The Original: Sally Hansen

While Sally Hansen’s life-changing strips come in solid colors like the electric pink It Girl and the bright blue Teal With It, the sparkly patterns and animal prints are the way to go here. And the process couldn’t be easier: You literally just stick them on, fold them over your natural length, and then use the handy wooden tool included with purchase to push off the excess and smooth out the nail bed. The results are so professional in appearance, I’ve actually had several women stop me on the street to ask me where I got them done!

The Newcomer: Nail Rock

The name “designer” nail wrap is 100 percent warranted here. Pocock counts Adele, Fergie, and Keri Hilson as clients and has collaborated with the likes of Meadham Kirchhoff and Mulberry on limited-edition nail patterns. Available in everything from python to dalmation print, there are some seriously covetable colors to choose from here that, as far as we’re concerned, were previously unavailable on the market. But there’s a drawback: The Nail Rock strips are a bit of a hassle to put on.
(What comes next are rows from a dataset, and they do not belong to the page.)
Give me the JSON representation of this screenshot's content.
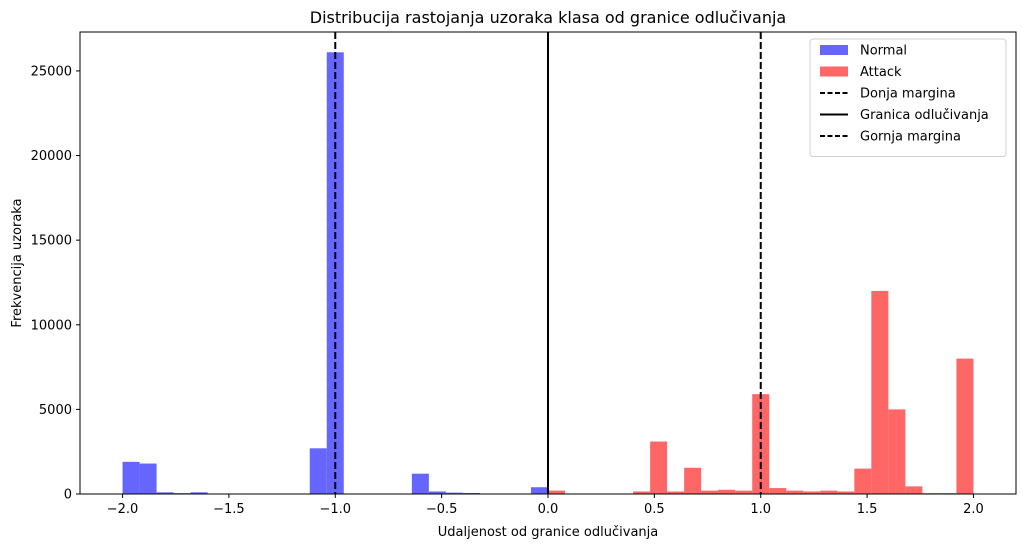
{
  "chart_data": {
    "type": "bar",
    "title": "Distribucija rastojanja uzoraka klasa od granice odlučivanja",
    "xlabel": "Udaljenost od granice odlučivanja",
    "ylabel": "Frekvencija uzoraka",
    "xlim": [
      -2.2,
      2.2
    ],
    "ylim": [
      0,
      27300
    ],
    "xticks": [
      -2.0,
      -1.5,
      -1.0,
      -0.5,
      0.0,
      0.5,
      1.0,
      1.5,
      2.0
    ],
    "xtick_labels": [
      "−2.0",
      "−1.5",
      "−1.0",
      "−0.5",
      "0.0",
      "0.5",
      "1.0",
      "1.5",
      "2.0"
    ],
    "yticks": [
      0,
      5000,
      10000,
      15000,
      20000,
      25000
    ],
    "ytick_labels": [
      "0",
      "5000",
      "10000",
      "15000",
      "20000",
      "25000"
    ],
    "bin_width": 0.08,
    "grid": false,
    "legend_position": "top-right",
    "series": [
      {
        "name": "Normal",
        "color": "#6666ff",
        "bins": [
          {
            "x": -2.0,
            "value": 1900
          },
          {
            "x": -1.92,
            "value": 1800
          },
          {
            "x": -1.84,
            "value": 100
          },
          {
            "x": -1.76,
            "value": 50
          },
          {
            "x": -1.68,
            "value": 100
          },
          {
            "x": -1.12,
            "value": 2700
          },
          {
            "x": -1.04,
            "value": 26100
          },
          {
            "x": -0.64,
            "value": 1200
          },
          {
            "x": -0.56,
            "value": 150
          },
          {
            "x": -0.48,
            "value": 80
          },
          {
            "x": -0.4,
            "value": 60
          },
          {
            "x": -0.08,
            "value": 400
          }
        ]
      },
      {
        "name": "Attack",
        "color": "#ff6666",
        "bins": [
          {
            "x": 0.0,
            "value": 200
          },
          {
            "x": 0.4,
            "value": 150
          },
          {
            "x": 0.48,
            "value": 3100
          },
          {
            "x": 0.56,
            "value": 150
          },
          {
            "x": 0.64,
            "value": 1550
          },
          {
            "x": 0.72,
            "value": 200
          },
          {
            "x": 0.8,
            "value": 250
          },
          {
            "x": 0.88,
            "value": 200
          },
          {
            "x": 0.96,
            "value": 5900
          },
          {
            "x": 1.04,
            "value": 350
          },
          {
            "x": 1.12,
            "value": 200
          },
          {
            "x": 1.2,
            "value": 150
          },
          {
            "x": 1.28,
            "value": 200
          },
          {
            "x": 1.36,
            "value": 150
          },
          {
            "x": 1.44,
            "value": 1500
          },
          {
            "x": 1.52,
            "value": 12000
          },
          {
            "x": 1.6,
            "value": 5000
          },
          {
            "x": 1.68,
            "value": 450
          },
          {
            "x": 1.76,
            "value": 50
          },
          {
            "x": 1.84,
            "value": 50
          },
          {
            "x": 1.92,
            "value": 8000
          }
        ]
      }
    ],
    "vlines": [
      {
        "name": "Donja margina",
        "x": -1.0,
        "style": "dashed",
        "color": "#000000"
      },
      {
        "name": "Granica odlučivanja",
        "x": 0.0,
        "style": "solid",
        "color": "#000000"
      },
      {
        "name": "Gornja margina",
        "x": 1.0,
        "style": "dashed",
        "color": "#000000"
      }
    ]
  }
}
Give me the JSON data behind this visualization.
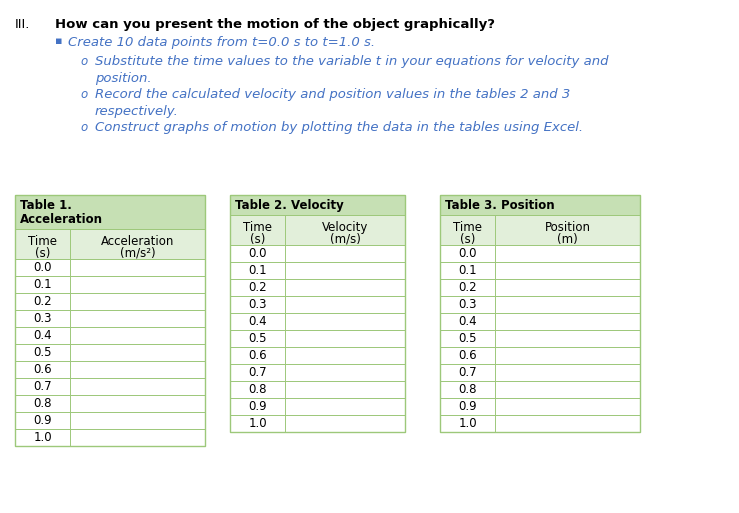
{
  "title_roman": "III.",
  "title_question": "How can you present the motion of the object graphically?",
  "bullet_main": "Create 10 data points from t=0.0 s to t=1.0 s.",
  "sub_bullet1_line1": "Substitute the time values to the variable t in your equations for velocity and",
  "sub_bullet1_line2": "position.",
  "sub_bullet2_line1": "Record the calculated velocity and position values in the tables 2 and 3",
  "sub_bullet2_line2": "respectively.",
  "sub_bullet3": "Construct graphs of motion by plotting the data in the tables using Excel.",
  "table1_title1": "Table 1.",
  "table1_title2": "Acceleration",
  "table1_col1": "Time",
  "table1_col1b": "(s)",
  "table1_col2": "Acceleration",
  "table1_col2b": "(m/s²)",
  "table2_title": "Table 2. Velocity",
  "table2_col1": "Time",
  "table2_col1b": "(s)",
  "table2_col2": "Velocity",
  "table2_col2b": "(m/s)",
  "table3_title": "Table 3. Position",
  "table3_col1": "Time",
  "table3_col1b": "(s)",
  "table3_col2": "Position",
  "table3_col2b": "(m)",
  "time_values": [
    "0.0",
    "0.1",
    "0.2",
    "0.3",
    "0.4",
    "0.5",
    "0.6",
    "0.7",
    "0.8",
    "0.9",
    "1.0"
  ],
  "header_color": "#8dc063",
  "header_color_light": "#c6e0b4",
  "subheader_color": "#e2efda",
  "bg_color": "#ffffff",
  "blue_color": "#4472c4",
  "black_color": "#000000",
  "border_color": "#9dc87a",
  "gray_border": "#aaaaaa"
}
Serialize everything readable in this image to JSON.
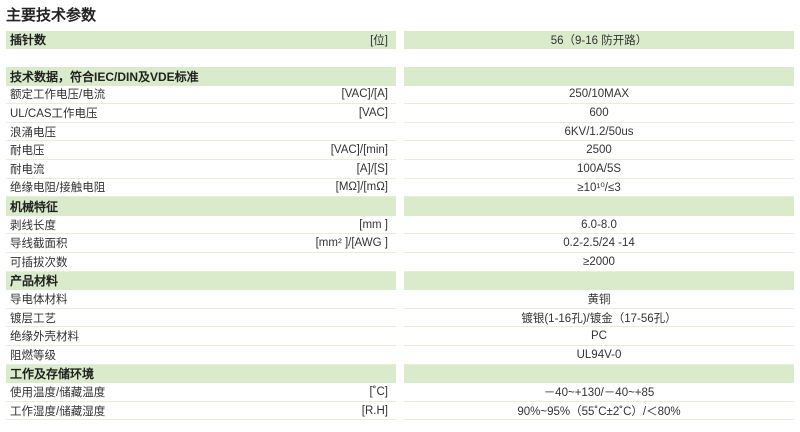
{
  "title": "主要技术参数",
  "rows": [
    {
      "type": "header",
      "name": "插针数",
      "unit": "[位]",
      "value": "56（9-16 防开路）"
    },
    {
      "type": "blank"
    },
    {
      "type": "header",
      "name": "技术数据，符合IEC/DIN及VDE标准",
      "unit": "",
      "value": ""
    },
    {
      "type": "data",
      "name": "额定工作电压/电流",
      "unit": "[VAC]/[A]",
      "value": "250/10MAX"
    },
    {
      "type": "data",
      "name": "UL/CAS工作电压",
      "unit": "[VAC]",
      "value": "600"
    },
    {
      "type": "data",
      "name": "浪涌电压",
      "unit": "",
      "value": "6KV/1.2/50us"
    },
    {
      "type": "data",
      "name": "耐电压",
      "unit": "[VAC]/[min]",
      "value": "2500"
    },
    {
      "type": "data",
      "name": "耐电流",
      "unit": "[A]/[S]",
      "value": "100A/5S"
    },
    {
      "type": "data",
      "name": "绝缘电阻/接触电阻",
      "unit": "[MΩ]/[mΩ]",
      "value": "≥10¹⁰/≤3"
    },
    {
      "type": "header",
      "name": "机械特征",
      "unit": "",
      "value": ""
    },
    {
      "type": "data",
      "name": "剥线长度",
      "unit": "[mm ]",
      "value": "6.0-8.0"
    },
    {
      "type": "data",
      "name": "导线截面积",
      "unit": "[mm² ]/[AWG ]",
      "value": "0.2-2.5/24 -14"
    },
    {
      "type": "data",
      "name": "可插拔次数",
      "unit": "",
      "value": "≥2000"
    },
    {
      "type": "header",
      "name": "产品材料",
      "unit": "",
      "value": ""
    },
    {
      "type": "data",
      "name": "导电体材料",
      "unit": "",
      "value": "黄铜"
    },
    {
      "type": "data",
      "name": "镀层工艺",
      "unit": "",
      "value": "镀银(1-16孔)/镀金（17-56孔）"
    },
    {
      "type": "data",
      "name": "绝缘外壳材料",
      "unit": "",
      "value": "PC"
    },
    {
      "type": "data",
      "name": "阻燃等级",
      "unit": "",
      "value": "UL94V-0"
    },
    {
      "type": "header",
      "name": "工作及存储环境",
      "unit": "",
      "value": ""
    },
    {
      "type": "data",
      "name": "使用温度/储藏温度",
      "unit": "[˚C]",
      "value": "－40~+130/－40~+85"
    },
    {
      "type": "data",
      "name": "工作湿度/储藏湿度",
      "unit": "[R.H]",
      "value": "90%~95%（55˚C±2˚C）/＜80%"
    }
  ],
  "colors": {
    "header_bg": "#d9ebca",
    "divider": "#e3f0d8"
  }
}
After pressing them onto my nail, I struggled with the excess—which I ultimately had to trim with a nail clipper. Then, once the wrap was affixed to my nail, it took a lot of effort to smooth out the rough edges.

The Bottom Line: Sally Hansen gets a few extra points for doing the ground breaking—and for creating a product that’s so easy to put on you don’t really even need to read the instructions. Nail Rock’s prints are superior, albeit slightly more difficult to secure. If you have the patience and want truly unique designs, go with the latter. But if speed and ease are your objectives, Sally Hansen still can’t be beat.